Other wild mushrooms, such as chanterelles or black trumpets, may be used if morels are not available. To make the gnocchi ahead, freeze them on a baking sheet, then package them in a heavy-duty plastic freezer bag.
- 2 pounds russet potatoes
- 2-1/2 cups all-purpose flour
- 1 tablespoon kosher salt
- 1 large egg
- 1-1/2 pounds morels, soaked to remove dirt and patted dry
(rinsed chanterelles may be substituted)
- 2 tablespoons unsalted butter
- 1/2 teaspoon kosher salt
- 1/2 cup heavy cream
- 8 ounces green peas, shelled and blanched for 1 minute
- 1 tablespoon freshly squeezed lemon juice
- 1/4 teaspoon freshly ground pepper
- 1 tablespoon truffle oil for garnish
For the gnocchi: Preheat an oven to 350°F and bake the potatoes for about 1 hour, or until tender when pierced with a knife. While the potatoes are still hot, use a large spoon to scoop out the flesh and press it through a potato ricer into a large bowl. Add the flour and salt to the potatoes, using a pastry cutter to mix the ingredients together. Stir the egg into the potato mixture until blended. Add flour 1 tablespoon at a time if needed, to make a slightly firm, nonsticky dough. The less flour you use, the lighter the gnocchi will be.
Divide the dough into 8 pieces. On a lightly floured work surface, roll each piece into a rope about 1/2 inch thick. Add more fiour if needed to keep the dough from sticking. Gently press the back of a fork into the dough at l-inch intervals. Using a knife, cut the gnocchi into l-inch diagonal sections. Repeat with the remaining dough.

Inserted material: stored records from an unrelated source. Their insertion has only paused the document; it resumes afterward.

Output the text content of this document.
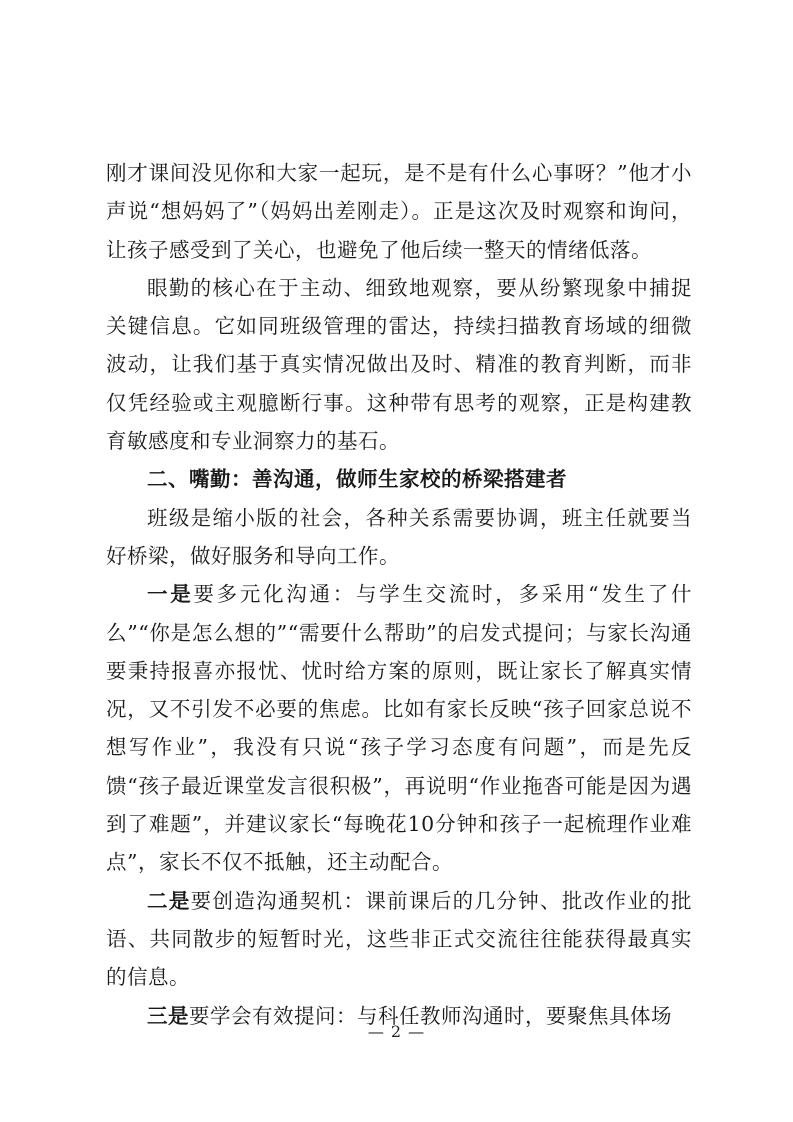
刚才课间没见你和大家一起玩，是不是有什么心事呀？”他才小声说“想妈妈了”（妈妈出差刚走）。正是这次及时观察和询问，让孩子感受到了关心，也避免了他后续一整天的情绪低落。

眼勤的核心在于主动、细致地观察，要从纷繁现象中捕捉关键信息。它如同班级管理的雷达，持续扫描教育场域的细微波动，让我们基于真实情况做出及时、精准的教育判断，而非仅凭经验或主观臆断行事。这种带有思考的观察，正是构建教育敏感度和专业洞察力的基石。

二、嘴勤：善沟通，做师生家校的桥梁搭建者

班级是缩小版的社会，各种关系需要协调，班主任就要当好桥梁，做好服务和导向工作。

一是要多元化沟通：与学生交流时，多采用“发生了什么”“你是怎么想的”“需要什么帮助”的启发式提问；与家长沟通要秉持报喜亦报忧、忧时给方案的原则，既让家长了解真实情况，又不引发不必要的焦虑。比如有家长反映“孩子回家总说不想写作业”，我没有只说“孩子学习态度有问题”，而是先反馈“孩子最近课堂发言很积极”，再说明“作业拖沓可能是因为遇到了难题”，并建议家长“每晚花10分钟和孩子一起梳理作业难点”，家长不仅不抵触，还主动配合。

二是要创造沟通契机：课前课后的几分钟、批改作业的批语、共同散步的短暂时光，这些非正式交流往往能获得最真实的信息。

三是要学会有效提问：与科任教师沟通时，要聚焦具体场

— 2 —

For the sauce: Cut the morels into 2-inch pieces. Melt the butter in a large saucepan over high heat and add the mushrooms and 1/4 teaspoon of the salt. Sauté for 3 to 5 minutes, until the mushrooms release their juices.
Making Potato Gnocchi
Gnocchi, or dumplings, are made throughout Italy from a variety of ingredients, including bread crumbs, semolina, and ricotta cheese. Potato gnocchi are a beloved Roman specialty, and making them takes practice, patience, and persistence. At their best, these petite dumplings are light and delicate. To ensure a lighter dumpling, use a potato ricer to mash the potatoes and mix the dough by hand. Gnocchi may be served with almost any favorite sauce and can be served as a first course or a main course.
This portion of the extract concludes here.